Droogte teistert tot op zekere hoogte wel alle teelten. Aangezien de aardappel slechts een oppervlakkig wortelstelsel heeft, is het belangrijk om hiermee rekening te houden bij de irrigatie. Op de PCA-dag in augustus werd dan ook even stilgestaan bij omgaan met een lange periode zonder vocht. Terecht, want zo’n intense periodes zullen in de toekomst steeds meer voorkomen. “We ervoeren dit jaar de droogste juli voor Vlaanderen, in augustus was er wel sprake van wat regen maar dat is te laat om nog iets te doen aan het gewas”, aldus Stany Vandermoere van het Interprovinciaal Proefcentrum voor de Aardappelteelt vzw (PCA). Hij geeft aan dat je goed de droogte kan doorkomen als je inzet op 3 zaken.

Ken je perceel

Het is voor de hand liggend, maar blijft toch het belangrijkste bij elke teelt: ken je perceel! “Niet alleen tussen de percelen, maar ook in het perceel zelf is er veel variatie. Het is cruciaal dat je de probleemzones kent”, geeft Vandermoere mee. Elke landbouwer zou geregeld naar zijn percelen moeten gaan om er voeling mee te krijgen, ook om te weten wat de probleemzones zijn. Daarnaast zijn bodemkaarten handig. “Aan de hand hiervan kan je de oorzaken te weten komen. Zo kunnen verschillen te verklaren zijn omdat er verdichting is, er sprake is van een helling, of omdat percelen samengevoegd zijn.”

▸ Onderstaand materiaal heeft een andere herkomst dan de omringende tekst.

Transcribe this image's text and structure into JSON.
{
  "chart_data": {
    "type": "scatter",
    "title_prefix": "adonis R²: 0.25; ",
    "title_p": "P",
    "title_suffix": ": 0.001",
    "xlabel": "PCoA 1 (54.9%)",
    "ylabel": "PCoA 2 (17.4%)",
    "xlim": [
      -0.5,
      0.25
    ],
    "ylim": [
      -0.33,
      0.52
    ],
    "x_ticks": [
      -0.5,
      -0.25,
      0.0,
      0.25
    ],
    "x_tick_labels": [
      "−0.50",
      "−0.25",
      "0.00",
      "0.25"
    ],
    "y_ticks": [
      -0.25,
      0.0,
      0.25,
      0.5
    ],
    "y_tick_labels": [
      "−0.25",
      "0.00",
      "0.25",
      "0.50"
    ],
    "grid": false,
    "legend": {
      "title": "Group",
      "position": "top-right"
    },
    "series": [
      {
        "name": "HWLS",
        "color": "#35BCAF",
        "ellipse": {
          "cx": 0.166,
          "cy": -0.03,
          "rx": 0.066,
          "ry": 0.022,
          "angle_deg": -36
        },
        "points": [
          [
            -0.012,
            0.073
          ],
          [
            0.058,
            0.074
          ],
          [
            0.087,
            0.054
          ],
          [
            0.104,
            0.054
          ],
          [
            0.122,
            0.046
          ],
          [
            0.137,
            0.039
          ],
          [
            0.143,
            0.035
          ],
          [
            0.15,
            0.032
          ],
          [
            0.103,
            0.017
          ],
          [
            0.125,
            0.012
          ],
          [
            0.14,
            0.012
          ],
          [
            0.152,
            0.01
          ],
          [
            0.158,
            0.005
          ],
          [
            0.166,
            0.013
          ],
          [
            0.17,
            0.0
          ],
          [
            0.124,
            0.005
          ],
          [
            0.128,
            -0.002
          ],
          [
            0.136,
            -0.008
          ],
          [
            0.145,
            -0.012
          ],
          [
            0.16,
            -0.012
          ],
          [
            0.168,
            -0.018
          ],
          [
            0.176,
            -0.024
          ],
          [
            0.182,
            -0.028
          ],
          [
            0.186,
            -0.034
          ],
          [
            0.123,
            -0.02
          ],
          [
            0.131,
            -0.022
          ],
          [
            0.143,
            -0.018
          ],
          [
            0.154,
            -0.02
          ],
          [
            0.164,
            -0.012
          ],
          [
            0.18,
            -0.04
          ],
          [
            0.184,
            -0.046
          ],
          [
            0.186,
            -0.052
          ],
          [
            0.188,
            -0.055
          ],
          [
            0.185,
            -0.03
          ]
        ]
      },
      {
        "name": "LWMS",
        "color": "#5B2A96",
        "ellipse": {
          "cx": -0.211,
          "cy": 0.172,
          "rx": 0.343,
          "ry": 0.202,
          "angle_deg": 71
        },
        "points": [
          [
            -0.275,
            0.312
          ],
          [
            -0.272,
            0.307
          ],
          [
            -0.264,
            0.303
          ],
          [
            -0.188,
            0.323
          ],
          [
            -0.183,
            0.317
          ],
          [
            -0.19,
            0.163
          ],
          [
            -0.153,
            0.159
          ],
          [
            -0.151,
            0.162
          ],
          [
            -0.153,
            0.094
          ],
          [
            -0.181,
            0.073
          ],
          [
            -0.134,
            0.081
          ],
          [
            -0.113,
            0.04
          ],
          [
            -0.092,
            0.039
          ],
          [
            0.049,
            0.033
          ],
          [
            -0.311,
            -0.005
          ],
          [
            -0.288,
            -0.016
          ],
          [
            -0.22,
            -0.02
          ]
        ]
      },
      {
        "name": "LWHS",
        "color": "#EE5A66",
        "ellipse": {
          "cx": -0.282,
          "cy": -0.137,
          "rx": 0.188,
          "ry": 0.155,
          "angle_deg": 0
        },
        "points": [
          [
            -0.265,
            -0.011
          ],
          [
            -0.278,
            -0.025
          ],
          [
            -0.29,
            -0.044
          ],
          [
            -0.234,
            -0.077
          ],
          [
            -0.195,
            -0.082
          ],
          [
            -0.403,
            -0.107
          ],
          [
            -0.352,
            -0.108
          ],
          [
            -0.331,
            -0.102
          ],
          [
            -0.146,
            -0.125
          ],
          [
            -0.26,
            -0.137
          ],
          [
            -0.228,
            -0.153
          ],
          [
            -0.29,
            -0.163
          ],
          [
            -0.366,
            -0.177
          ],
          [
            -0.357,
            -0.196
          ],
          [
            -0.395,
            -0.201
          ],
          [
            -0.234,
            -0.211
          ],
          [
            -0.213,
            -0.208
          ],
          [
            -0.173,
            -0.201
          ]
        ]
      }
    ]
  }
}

Momenteel loopt er bovendien het demonstratieproject ‘Droogtekaarten voor aardappel en maïs’, waarbij droogtekaarten opgemaakt kunnen worden op basis van satellietbeelden. Zo worden de zones die gevoelig zijn voor droogte zichtbaar. De bedoeling is om die droogtekaarten te koppelen aan vervolgbewerkingen, zoals variabel poten, irrigeren, toediening van bodemverbeteraars en plaatsspecifiek bemesten.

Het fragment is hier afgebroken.